PEGASUS Shows Ticagrelor Tussle of Reduced Events vs Bleeding in MI Secondary Prevention

Marlene Busko

March 14, 2015

SAN DIEGO, CA ( updated ) — Patients who had an MI about 2 years earlier and were randomized to receive ticagrelor (Brilinta, AstraZeneca) plus aspirin had a 15% lower risk of the primary end point of MI, stroke, or CV death compared with patients who received placebo plus aspirin during a median of 33 months, researchers report[1].

This efficacy end point was virtually the same with low-dose ticagrelor (60 mg twice daily) or high-dose ticagrelor (90 mg twice daily). However, patients had a 2.3-fold and 2.6-fold higher risk of clinically significant bleeding and a 3.0-fold and 3.7-fold higher risk of transfusion with low-dose and high-dose ticagrelor, respectively, compared with patients taking placebo. The drug was also associated with about a threefold greater risk of dyspnea, and roughly 30% of patients discontinued the study drug.

However, overall, "long-term dual antiplatelet therapy with low-dose aspirin and ticagrelor should be considered in appropriate patients with a myocardial infarction," Dr Marc Sabatine (Brigham and Women's Hospital, Boston, MA) summarized, presenting these findings from the Prevention of Cardiovascular Events in Patients With Prior Heart Attack Using Ticagrelor Compared to Placebo on a Background of Aspirin-TIMI 54 (PEGASUS-TIMI 54) study in the first late-breaking clinical-trial session here at the American College of Cardiology (ACC) 2015 Scientific Sessions.

Dr Marc Sabatine

The study, with lead author Dr Marc P Bonaca (Brigham and Women's Hospital, Boston, MA), was simultaneously published online in the New England Journal of Medicine. As reported by heartwire on Medscape, the company had announced these positive top-line efficacy results in January.

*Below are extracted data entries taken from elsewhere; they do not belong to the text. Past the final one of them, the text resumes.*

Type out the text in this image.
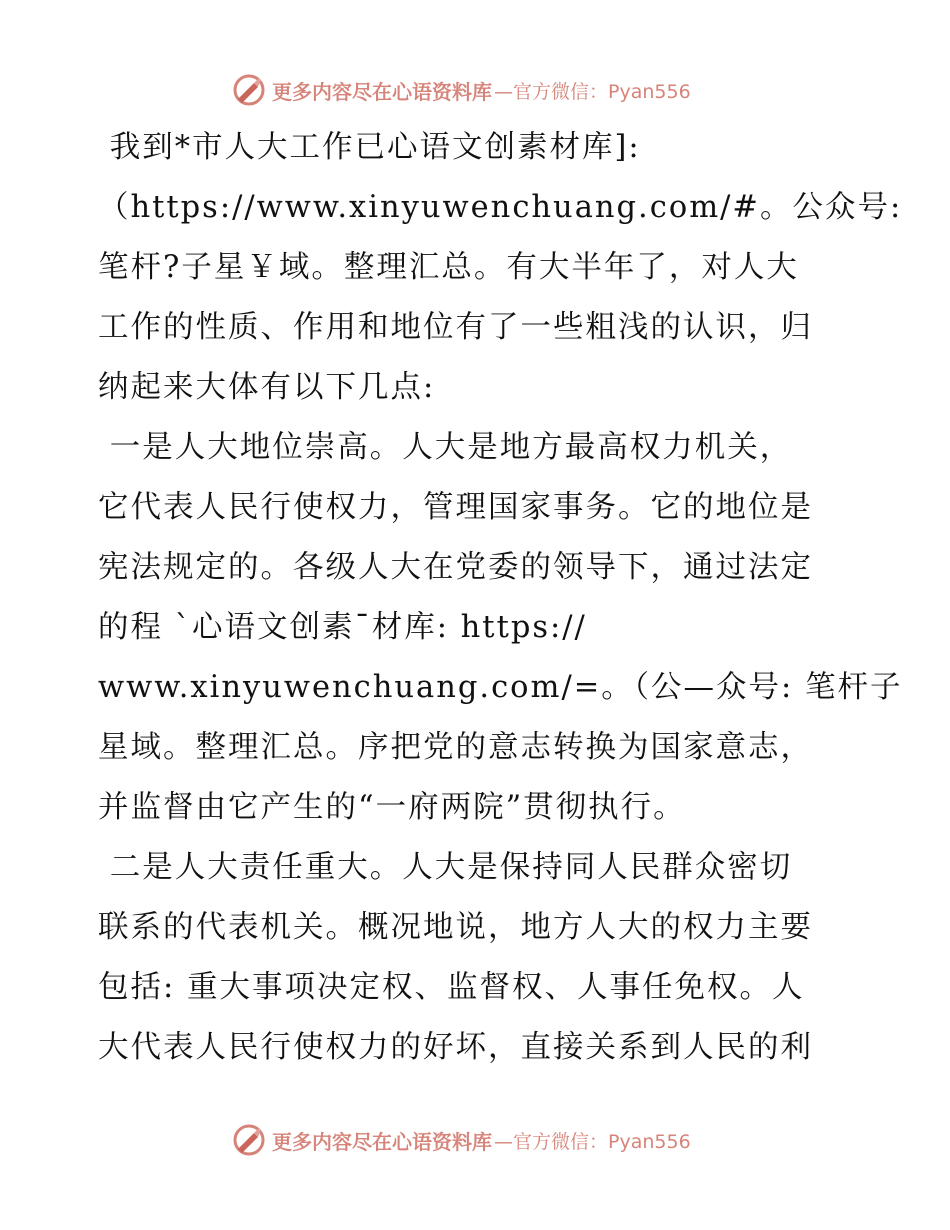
更多内容尽在心语资料库 —官方微信：Pyan556

我到*市人大工作已心语文创素材库]:

（https://www.xinyuwenchuang.com/#。公众号:

笔杆?子星￥域。整理汇总。有大半年了，对人大

工作的性质、作用和地位有了一些粗浅的认识，归

纳起来大体有以下几点:

一是人大地位崇高。人大是地方最高权力机关，

它代表人民行使权力，管理国家事务。它的地位是

宪法规定的。各级人大在党委的领导下，通过法定

的程 ˋ心语文创素¯材库: https://

www.xinyuwenchuang.com/=。（公—众号: 笔杆子

星域。整理汇总。序把党的意志转换为国家意志，

并监督由它产生的“一府两院”贯彻执行。

二是人大责任重大。人大是保持同人民群众密切

联系的代表机关。概况地说，地方人大的权力主要

包括: 重大事项决定权、监督权、人事任免权。人

大代表人民行使权力的好坏，直接关系到人民的利

更多内容尽在心语资料库 —官方微信：Pyan556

"The event curves started to separate early and continue to diverge over time," suggesting that the benefit continues to accrue over time," Sabatine told the audience. Importantly, there was no difference in fatal bleeding or intracranial hemorrhage, he stressed.

Since the benefits were the same with the two doses, but the rates of bleeding, dyspnea, and study discontinuation were increased with the higher dose of ticagrelor, "in general, the 60-mg dose may offer a more attractive risk/benefit profile" when given with low-dose aspirin for patients with stable ischemic heart disease, Bonaca and colleagues write.

Editorial Adds Note of Caution

Secondary prevention of MI still remains a careful balancing act between risks vs benefits, Dr John F Keaney Jr (Massachusetts Medical School, Worcester, MA) cautions, writing in an accompanying editorial[2]. Moreover, "these data prompt speculation as to whether dual platelet inhibition with high-potency agents is approaching the point of diminishing returns," he writes.

Citing other studies, including some with clopidogrel, he writes that "collectively, these data do not support a unified concern with respect to excess mortality with dual antiplatelet therapy, but they do remind us of the fragile balance between efficacy and adverse events."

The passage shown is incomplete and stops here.